Uzşen, gemide 12’şer saat çalışacak şekilde iki vardiya düzeninin uygulandığını belirterek, yapılan işin hassasiyetinin göz önünde bulundurulduğunu ve bu nedenle dinlenmenin çok önemli olduğunu vurguladı.
Özellikle mesai saatlerinde uyku düzenlerine çok dikkat ettiklerinin altını çizen Uzşen, “Gemimiz tüm uluslararası sularda çalışan sismik gemilerdeki olanaklara sahip. Personelimiz televizyon seyredebiliyor, dinlenme salonunda oturup çeşitli oyunlar oynayabiliyor. Kütüphanemiz, masa tenisimiz ve spor salonumuz var. Ayrıca internete erişim imkanımız var. Tüm personelimiz istirahat saatlerinde tüm bunlardan sınırsız şekilde faydalanabiliyor.” değerlendirmesinde bulundu.

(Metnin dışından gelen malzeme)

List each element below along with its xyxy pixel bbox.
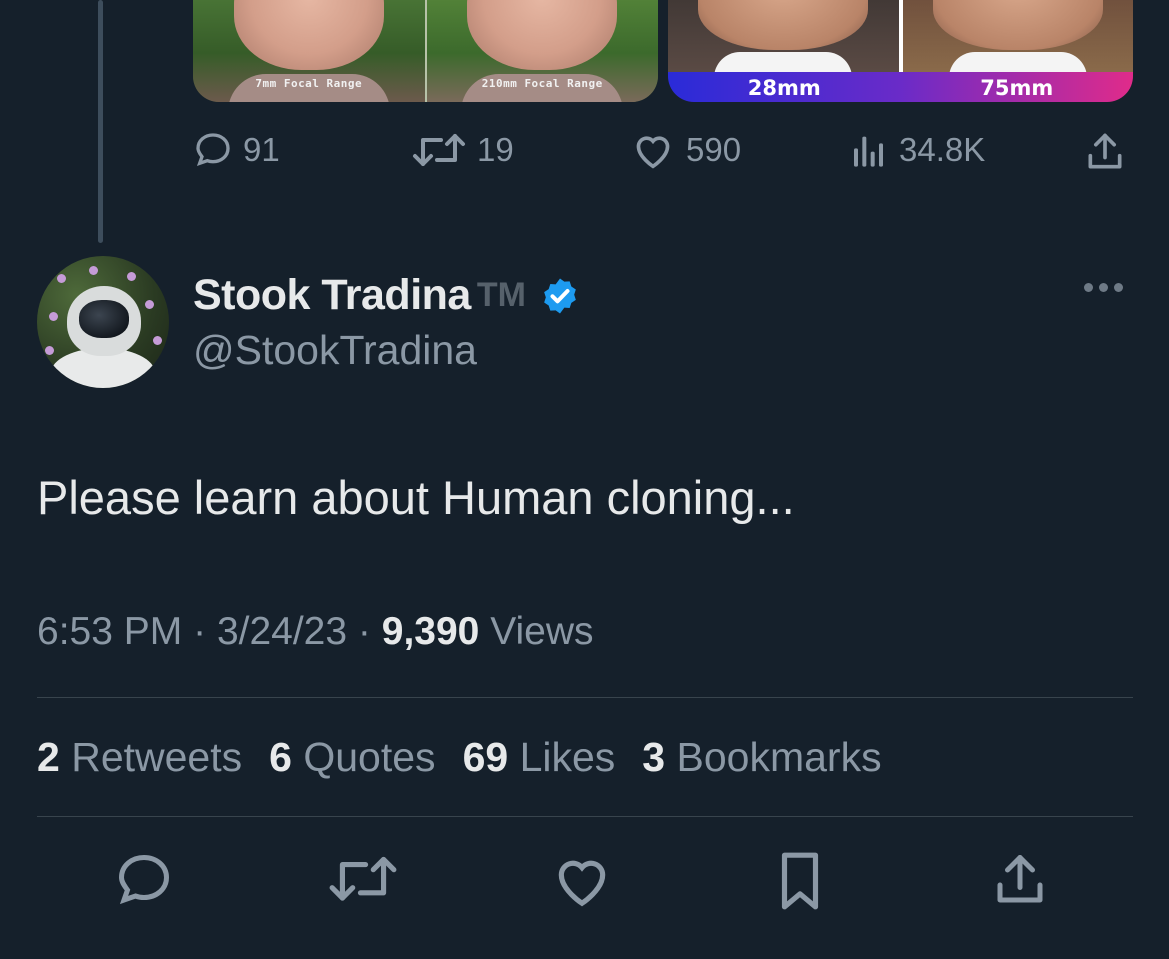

Kaptan Uzşen, “Mavi Vatan” olarak kabul ettikleri bölgede görev yapmanın önemine işaret ederek, şöyle devam etti:
“Bu bölgede Türk Silahlı Kuvvetlerimizin aldığı tedbirlerle yaptığımız operasyonlarda, herhangi bir müdaheleye devletimiz tarafından müsaade edilmedi. Bu süreç donanmamızın bizimle olmasıyla gemi çalışanları ve bizler için ekstra bir motivasyon kaynağı olmuştur. Bizler de görevimizi layıkıyla yerine getirmeye çalıştık. Hiçbir şekilde en ufak bir endişemiz dahi olmadı. ‘Mavi Vatan’ olarak kabul ettiğimiz bölgede görev yapmak bizim için gurur ve onur meselesi.”
Rutin olarak 35 günlük periyodun sonrasında planlı bakım ve tutum çalışmalarının ardından yapılacak testlerle operasyonlara hazırlandıklarını ifade eden Uzşen, “Bu planlı bakım ve tutum çalışmaları yapılıp ikmaller ve personel değişimi tamamlandığında Antalya açıklarında test seyri yapacağız. Akabinde kurum talimatıyla çalışmaya devam edeceğiz.” ifadelerini kullandı.
Uzşen, 2010’dan beri uzun yol kaptanı olarak çalıştığını belirterek, sözlerini şöyle tamamladı:
“Çalıştığım gemiler içinde yabancı ve Türkiye bayraklı gemiler vardı. Farklı ülkelere gidince onların sismik araştırma ve sondaj gemilerini görünce acaba bir gün bizim devletimizin de böyle gemileri olur mu diye düşünürdük. Bunu hayal ederdik. Sonrasında devletimizin ‘Milli Enerji ve Maden Politikası’ çalışmalarıyla bu gemilere kavuştuk. Kavuştuktan sonra bunlara bakarak acaba bir gün bizlere nasip olur mu Oruç Reis’te çalışmak derdik. Çabaladık, çok çalıştık, mesleğimizde doğru şekilde ilerledik. Bu sayede şimdi buradayız. Bu, benim ve personelimiz için büyük bir şans.”
Yüzde 90 yerli tasarım, işçilik ve entegrasyonu olan Oruç Reis gemisi, kıta sahanlığı ve doğal kaynak aramaları başta olmak üzere her türlü jeolojik, jeofizik, hidrografik ve oşinografik araştırmaları gerçekleştirebiliyor.
Tam donanımlı ve çok amaçlı dünyadaki 5-6 araştırma gemisinden biri olan gemide, 2 ve 3 boyutlu sismik, gravite, manyetik olarak jeofizik araştırması yapılabiliyor. Gemi, 8 bin metre derinliğe kadar 3 boyutlu, 15 bin metre derinliğe kadar iki boyutlu sismik operasyonları gerçekleştirebiliyor.